In Step 3 we are creating the export folder that will hold the CSV files exported with duplicate records
In Step 4 we are creating the list object that will give the handle on the list which needs to be validated
In Step 5 we are getting list of Items from SharePoint List and grouping them based on the validation columns
In Step 6 we are creating the directory for export files
In Step 7 we are exporting all the groups which is having item count greater than 1 (this logic identifies the duplicate items)
That is all for the code.
Now we will see the variation in outputs depending on the columns specified for duplicacy check
In Step 8 we specify the validation and display columns, for the first execution we will check duplicate values in “Title” column
In Step 9 we are calling the “Get-DuplicateListItems” function to find the duplicate values
After the function executed successfully we can see the following output.
In Step 10 we can see the output of this excution and can see 6 items found which duplicate in Title Column
In Step 11 we can see the CSV file that is exported by the execution considering “Title” Column to be validated.
In Step 12 we can see the output file and can notice duplicate values in “Title” Column
In Step 13 we have changed the list of columns to be validated. In this second execution I have added another column “Role”.
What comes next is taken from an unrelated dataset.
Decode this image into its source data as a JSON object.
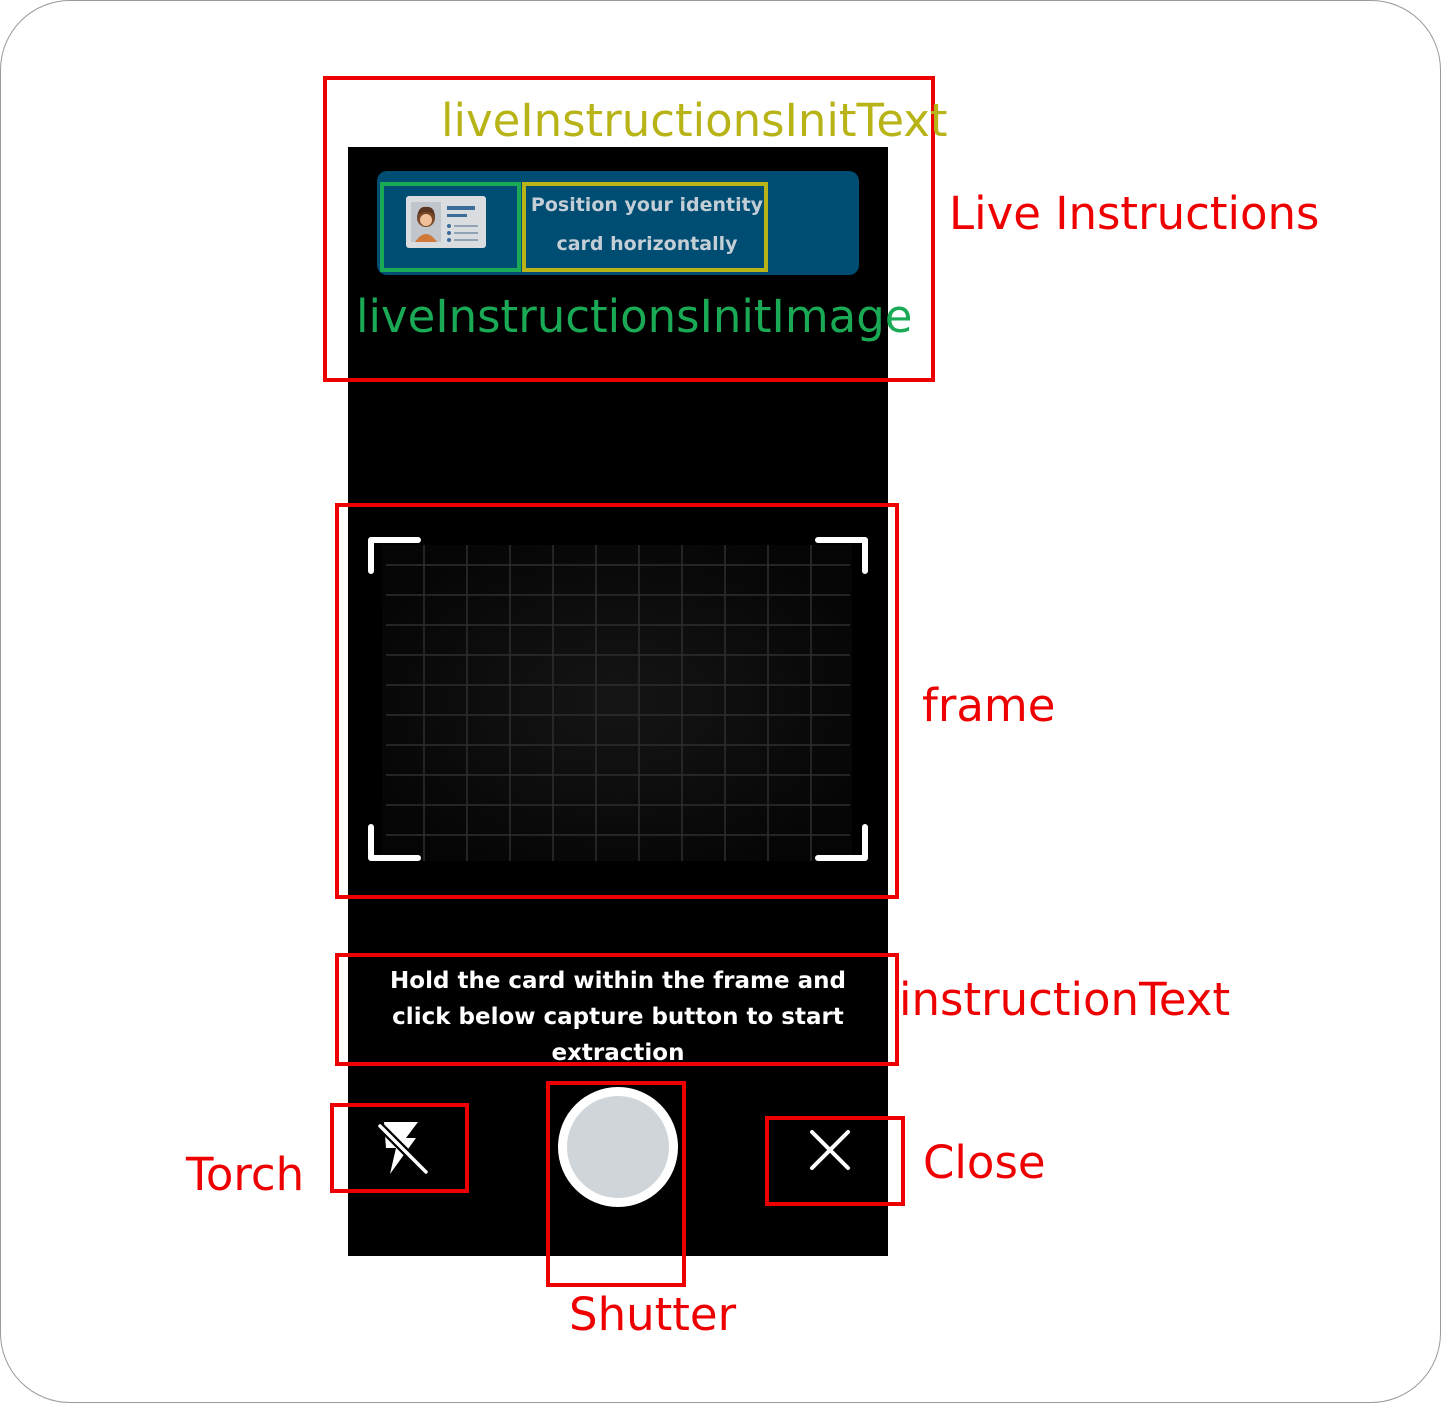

Now the list will be validated for duplicity based on the combination of “Title & Role” Columns
In Step 14 we can see the output of this excution and can see 4 items found which duplicate in “Title & Role” Columns
In Step 15 we can see the CSV file that is exported by the execution considering “Title & Role” Column to be validated
In Step 16 we can see the output file and can notice duplicate values in “Title & Role” Column
In Step 17 we have changed the list of columns to be validated. In this second execution I have added another column “Location”.
Now the list will be validated for duplicity based on the combination of “Title & Role & Location” Columns
In Step 18 we can see the output of this excution and can see 2 items found which duplicate in “Title & Role & Location” Columns
In Step 19 we can see the CSV file that is exported by the execution considering “Title & Role & Location” Column to be validated
In Step 20 we can see the output file and can notice duplicate values in “Title & Role & Location” Column
This is a very simple technique that can be used to fix one of the issues with SharePoint List data.
Hope you find it helpful.
Why go through all those contortions? Just export the list to Excel and manipulate the data there, where it’s designed to be manipulated.
_____________________________________________________________________
Scot Witt
Business Analyst-Lead Consultant II
Workforce Technology Solutions- User Productivity Solutions Engineering
Knowledge Management
Scot, this process has been designed to remove all manual steps.
This solution was the part of a big picture with lot of moving parts running based on inputs of one process serving output for another.
The framework that I wrote for that business problem was responsible to find and fix various types of data issues with multiple SharePoint Lists without any manual intervention at all.
I believe that’s we consider as Process Automation. 🙂